People often ask why boluses don’t last longer when the batteries will keep going for 2 years. This graph illustrates the problem. Our software concatenates the download files into a continuous record and one such is shown here.
This bolus was in a commercial cow and I don’t know what she was being fed. Probably not enough in July given the high pH values. The flat lines are gaps in the data where the computer has just filled in values to keep a continuous record. The daily range all looks about right until November (after 150 days in the cow). Thereafter the range gets narrower until after Christmas at which point the pH tends to drift upward and the daily range gets narrower. I think this indicates reference junction drift.
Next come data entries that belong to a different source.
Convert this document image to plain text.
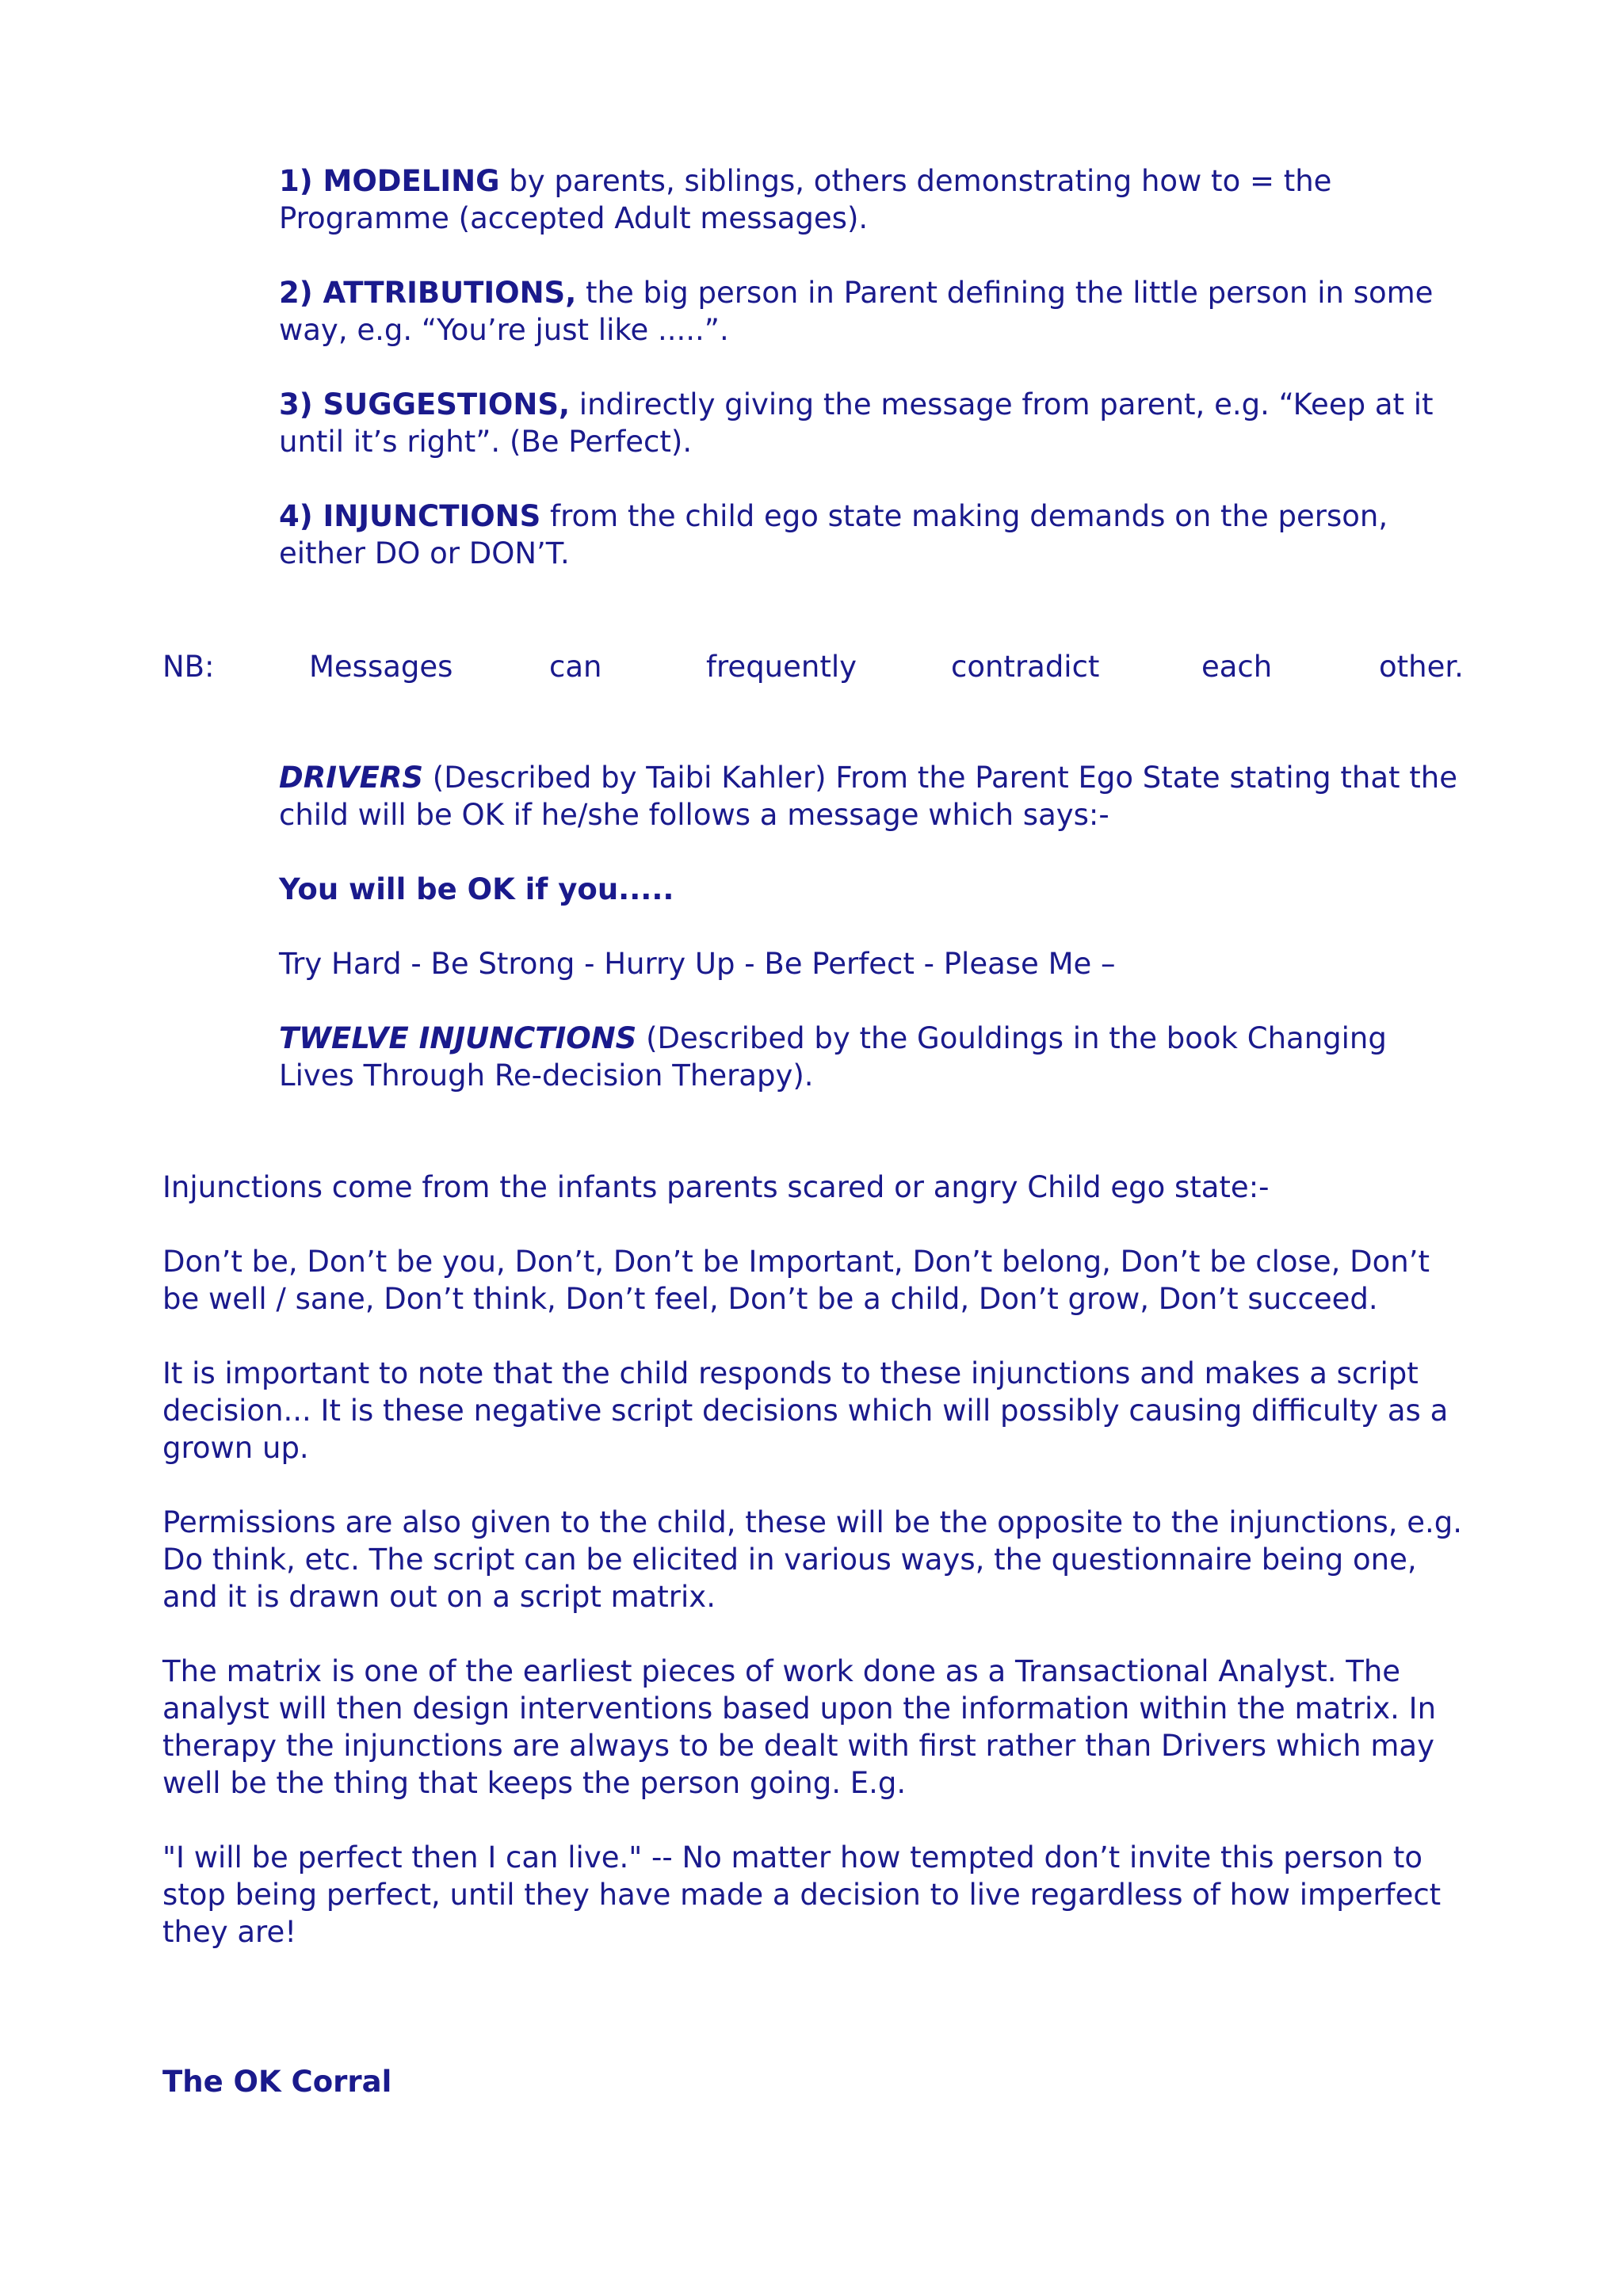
1) MODELING by parents, siblings, others demonstrating how to = the Programme (accepted Adult messages).

2) ATTRIBUTIONS, the big person in Parent defining the little person in some way, e.g. “You’re just like .....”.

3) SUGGESTIONS, indirectly giving the message from parent, e.g. “Keep at it until it’s right”. (Be Perfect).

4) INJUNCTIONS from the child ego state making demands on the person, either DO or DON’T.

NB:	Messages	can	frequently	contradict	each	other.

DRIVERS (Described by Taibi Kahler) From the Parent Ego State stating that the child will be OK if he/she follows a message which says:-

You will be OK if you.....

Try Hard - Be Strong - Hurry Up - Be Perfect - Please Me –

TWELVE INJUNCTIONS (Described by the Gouldings in the book Changing Lives Through Re-decision Therapy).

Injunctions come from the infants parents scared or angry Child ego state:-

Don’t be, Don’t be you, Don’t, Don’t be Important, Don’t belong, Don’t be close, Don’t be well / sane, Don’t think, Don’t feel, Don’t be a child, Don’t grow, Don’t succeed.

It is important to note that the child responds to these injunctions and makes a script decision... It is these negative script decisions which will possibly causing difficulty as a grown up.

Permissions are also given to the child, these will be the opposite to the injunctions, e.g. Do think, etc. The script can be elicited in various ways, the questionnaire being one, and it is drawn out on a script matrix.

The matrix is one of the earliest pieces of work done as a Transactional Analyst. The analyst will then design interventions based upon the information within the matrix. In therapy the injunctions are always to be dealt with first rather than Drivers which may well be the thing that keeps the person going. E.g.

"I will be perfect then I can live." -- No matter how tempted don’t invite this person to stop being perfect, until they have made a decision to live regardless of how imperfect they are!

The OK Corral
I think rumen liquor has managed to penetrate to the reference electrode which means that the measurement of the millivolt potential difference tends to zero.
In this standard graph of voltage against pH you can see that a signal of 0 volts equates to 7 pH or neutral so as our electrodes begin to measure the same value the potential difference tends to zero and the output looks like 7 pH. So as the bolus ages the pH will tend towards 7 and the dynamic range will get narrower. This is not a problem in fistulates or slaughterhouse recovered boluses that can be washed and recalibrated. We are working on ways to solve this problem called drift in engineering terms but it will take time. For the moment we warrant the bolus to 60 days and advise that 150 days is the maximum length of time to trust the data when the bolus has not been retrieved and recalibrated.